May Omnitopic Roundup

Hey friends and gentle readers! We’ve gone quite the places in this past month, from being a ragtag band of nobodies who write about games to a large ragtag band of nobodies who write about games, and nothing signifies this more than the results of our recent omnitopic. We had more posts for the omnitopic than we did the entire month of January, which is saying something about the places we’re going. Good places. Happy places, filled with more games than you can shake a stick at.

Tomorrow we’ll be announcing a new omnitopic, so stay tuned for that. For now, though, here were the articles we wrote this past month on May’s topic, Difficulty:

Patricia offered our initial response, “Disembodied”, which talked about her difficulties adapting to the PC after years as a console gamer. What we in the PC universe would call a noble undertaking.

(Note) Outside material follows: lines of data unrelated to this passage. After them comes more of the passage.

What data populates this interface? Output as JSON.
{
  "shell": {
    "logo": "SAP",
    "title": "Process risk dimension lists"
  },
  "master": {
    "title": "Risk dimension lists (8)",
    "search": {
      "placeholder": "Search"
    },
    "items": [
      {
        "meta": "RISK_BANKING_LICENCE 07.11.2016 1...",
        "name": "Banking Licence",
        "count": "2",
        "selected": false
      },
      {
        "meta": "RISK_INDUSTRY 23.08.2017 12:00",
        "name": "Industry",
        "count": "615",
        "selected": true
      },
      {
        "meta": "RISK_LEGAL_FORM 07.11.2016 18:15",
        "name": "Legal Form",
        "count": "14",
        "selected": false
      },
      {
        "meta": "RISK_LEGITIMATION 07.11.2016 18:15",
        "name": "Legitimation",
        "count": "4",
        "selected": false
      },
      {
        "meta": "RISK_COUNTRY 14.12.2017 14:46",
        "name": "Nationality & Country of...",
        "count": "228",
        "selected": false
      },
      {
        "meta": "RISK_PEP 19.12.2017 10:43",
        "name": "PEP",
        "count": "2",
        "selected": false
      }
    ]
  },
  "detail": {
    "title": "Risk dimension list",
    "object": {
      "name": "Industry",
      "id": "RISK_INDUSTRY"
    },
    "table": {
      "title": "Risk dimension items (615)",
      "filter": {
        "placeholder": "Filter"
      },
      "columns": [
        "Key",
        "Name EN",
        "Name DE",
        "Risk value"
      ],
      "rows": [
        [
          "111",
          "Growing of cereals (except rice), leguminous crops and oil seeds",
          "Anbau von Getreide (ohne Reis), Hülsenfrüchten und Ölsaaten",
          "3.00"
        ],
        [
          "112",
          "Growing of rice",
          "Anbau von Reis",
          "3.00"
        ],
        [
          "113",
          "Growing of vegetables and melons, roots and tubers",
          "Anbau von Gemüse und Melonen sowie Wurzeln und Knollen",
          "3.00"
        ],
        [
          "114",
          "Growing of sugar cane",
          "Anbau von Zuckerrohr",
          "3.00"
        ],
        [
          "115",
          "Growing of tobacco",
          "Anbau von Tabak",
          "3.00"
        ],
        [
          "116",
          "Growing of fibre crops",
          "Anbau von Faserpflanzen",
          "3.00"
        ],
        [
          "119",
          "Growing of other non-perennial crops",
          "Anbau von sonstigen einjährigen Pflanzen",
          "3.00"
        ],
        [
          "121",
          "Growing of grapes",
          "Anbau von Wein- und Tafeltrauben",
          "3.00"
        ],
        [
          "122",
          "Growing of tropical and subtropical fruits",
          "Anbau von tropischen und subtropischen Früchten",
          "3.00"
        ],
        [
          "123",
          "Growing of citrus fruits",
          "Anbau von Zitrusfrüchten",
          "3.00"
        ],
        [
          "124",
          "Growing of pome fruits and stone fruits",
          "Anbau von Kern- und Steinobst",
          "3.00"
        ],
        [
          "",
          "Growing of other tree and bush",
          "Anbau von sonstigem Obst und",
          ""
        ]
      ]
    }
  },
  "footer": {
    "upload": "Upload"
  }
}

-Erstwhile Fern (one of the few who, like me, remember the lean years when the gaming crops didn’t grow on our fertile soil) strongly approved of the Super Guide and what it allowed for the games that used it to do.

-I apparently won the popularity contest by talking about my love for Final Fantasy VIII and the junction system. Apparently folks really love that game and just never told Square Enix.

-“The” curlyhairedboy gave us an elusive submission about Surviving hardcore mode in Dead Space. Which sounds like the most horrifying thing to ever put yourself through, but he quite appreciated it.

-Stefan “Samurai” Terry looked at the difference between hard games and frustrating ones, and brought us as close to that modern paragon of gaming difficulty, Demon’s Souls, as we got. I know. I’m shocked we could have a blog with seven writers and not one write about Demon’s Souls specifically. Anyway, his piece is better than anything we could have written about DS.

-Finally, Mark wrote about games that don’t have difficulty settings, as well as offering a designer’s viewpoint on how to give games higher difficulties about more than just doubling or tripling health numbers like some titles are wont to do. How it should be done, I agree.

As you can see, it was a fine productive month, though one soon to be eclipsed by next month, where we should be offering you even more games related goodness.